In this big data era, we are confronted with an extremely large amount of data and it is important to develop efficient algorithmic techniques to handle the arising realistic issues. Due to its recent rapid development, machine learning becomes a powerful tool for many emerging applications; meanwhile, the quality of training dataset often plays a key role and seriously affects the final learning result. For example, we can collect tremendous data (e.g., texts or images) through the internet, however, the obtained dataset often contains a significant amount of outliers. Since manually removing outliers will be very costly, it is very necessary to develop some efficient algorithms for recognizing outliers automatically in many scenarios. Outlier recognition is a typical unsupervised learning problem and the given data are unlabeled; thus we can only model it as an optimization problem based on some reasonable assumption in practice. For instance, it is very natural to assume that the inliers (i.e., normal data) locate in some dense region while the outliers are scattered in the feature space. We study several fundamental optimization problems with outliers, such as clustering, classification, and linear regression, and design provable algorithms for them.
Truth Discovery is an important problem arising in data analytics related fields such as data mining, database, and big data. It concerns about finding the most trustworthy information from a dataset acquired from a number of unreliable sources. Due to its importance, the problem has been extensively studied in recent years and a number techniques have already been proposed. However, all of them are of heuristic nature and do not have any quality guarantee. We formulate the problem as a high dimensional geometric optimization problem, called Entropy based Geometric Variance. Relying on a number of novel geometric techniques (such as Log-Partition and Modified Simplex Lemma), we further discover new insights to this problem. We show, for the first time, that the truth discovery problem can be solved with guaranteed quality of solution. Particularly, we show that it is possible to achieve a (1+eps)-approximation within nearly linear time under some reasonable assumptions. We expect that our algorithm will be useful for other data related applications.

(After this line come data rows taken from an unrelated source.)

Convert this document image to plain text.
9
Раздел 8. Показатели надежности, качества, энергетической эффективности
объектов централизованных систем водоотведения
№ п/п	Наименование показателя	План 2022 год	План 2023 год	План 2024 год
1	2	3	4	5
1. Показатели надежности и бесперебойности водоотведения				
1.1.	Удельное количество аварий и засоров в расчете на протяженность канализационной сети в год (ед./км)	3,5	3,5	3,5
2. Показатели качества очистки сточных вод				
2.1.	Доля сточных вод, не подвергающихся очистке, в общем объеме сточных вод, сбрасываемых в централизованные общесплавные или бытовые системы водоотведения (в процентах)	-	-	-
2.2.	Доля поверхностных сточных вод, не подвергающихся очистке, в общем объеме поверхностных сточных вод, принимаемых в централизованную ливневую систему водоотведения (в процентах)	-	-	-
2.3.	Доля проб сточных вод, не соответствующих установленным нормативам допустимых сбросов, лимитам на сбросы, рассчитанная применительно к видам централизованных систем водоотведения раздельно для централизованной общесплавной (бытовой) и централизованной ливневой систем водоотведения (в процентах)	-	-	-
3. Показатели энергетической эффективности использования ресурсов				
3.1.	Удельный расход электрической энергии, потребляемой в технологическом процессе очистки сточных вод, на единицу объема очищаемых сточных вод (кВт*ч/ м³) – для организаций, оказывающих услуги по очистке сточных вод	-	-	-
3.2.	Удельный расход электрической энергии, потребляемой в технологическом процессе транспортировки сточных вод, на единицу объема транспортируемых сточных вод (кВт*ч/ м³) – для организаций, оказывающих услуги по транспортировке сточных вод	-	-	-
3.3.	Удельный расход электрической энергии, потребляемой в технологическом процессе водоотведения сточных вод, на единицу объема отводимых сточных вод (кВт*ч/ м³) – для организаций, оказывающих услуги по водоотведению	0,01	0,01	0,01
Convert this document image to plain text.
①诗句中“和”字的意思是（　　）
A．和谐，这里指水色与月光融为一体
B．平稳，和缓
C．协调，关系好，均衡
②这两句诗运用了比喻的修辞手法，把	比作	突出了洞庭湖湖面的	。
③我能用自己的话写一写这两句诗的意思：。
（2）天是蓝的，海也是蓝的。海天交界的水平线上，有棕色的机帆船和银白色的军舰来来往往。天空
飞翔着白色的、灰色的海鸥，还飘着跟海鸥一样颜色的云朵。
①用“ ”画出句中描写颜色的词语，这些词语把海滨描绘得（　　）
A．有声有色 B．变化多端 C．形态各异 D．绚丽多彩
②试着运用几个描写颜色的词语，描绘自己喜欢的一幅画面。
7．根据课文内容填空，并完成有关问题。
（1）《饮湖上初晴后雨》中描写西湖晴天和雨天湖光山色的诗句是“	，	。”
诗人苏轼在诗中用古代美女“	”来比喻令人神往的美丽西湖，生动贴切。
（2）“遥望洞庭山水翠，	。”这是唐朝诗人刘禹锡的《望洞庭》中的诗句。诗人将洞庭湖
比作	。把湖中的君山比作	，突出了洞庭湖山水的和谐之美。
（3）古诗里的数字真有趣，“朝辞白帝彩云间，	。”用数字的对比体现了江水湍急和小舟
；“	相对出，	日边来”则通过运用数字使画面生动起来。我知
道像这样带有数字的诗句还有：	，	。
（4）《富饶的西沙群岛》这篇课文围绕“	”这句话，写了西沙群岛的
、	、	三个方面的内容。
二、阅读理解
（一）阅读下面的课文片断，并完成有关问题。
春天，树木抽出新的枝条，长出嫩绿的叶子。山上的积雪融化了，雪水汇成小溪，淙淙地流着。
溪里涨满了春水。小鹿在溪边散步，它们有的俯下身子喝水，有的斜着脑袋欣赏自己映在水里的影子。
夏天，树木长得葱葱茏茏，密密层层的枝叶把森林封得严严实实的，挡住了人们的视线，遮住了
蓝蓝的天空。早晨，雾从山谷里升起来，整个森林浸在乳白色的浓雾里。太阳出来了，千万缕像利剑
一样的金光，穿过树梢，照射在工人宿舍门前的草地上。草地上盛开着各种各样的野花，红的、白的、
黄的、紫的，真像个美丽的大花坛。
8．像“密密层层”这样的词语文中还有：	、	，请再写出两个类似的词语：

Computing accurate and robust organizational patterns of chromosome territories inside the cell nucleus is critical for understanding several fundamental genomic processes, such as co-regulation of gene activation, gene silencing, X chromosome inactivation, and abnormal chromosome rearrangement in cancer cells. The usage of advanced fluorescence labeling and image processing techniques has enabled researchers to investigate interactions of chromosome territories at large spatial resolution. The resulting high volume of generated data demands for high-throughput and automated image analysis methods. We introduce a novel algorithmic tool for investigating association patterns of chromosome territories in a population of cells. Our method takes as input a set of graphs, one for each cell, containing information about spatial interaction of chromosome territories, and yields a single graph that contains essential information for the whole population and stands as its structural representative. We formulate this combinatorial problem as a semi-definite programming and present novel geometric techniques to efficiently solve it.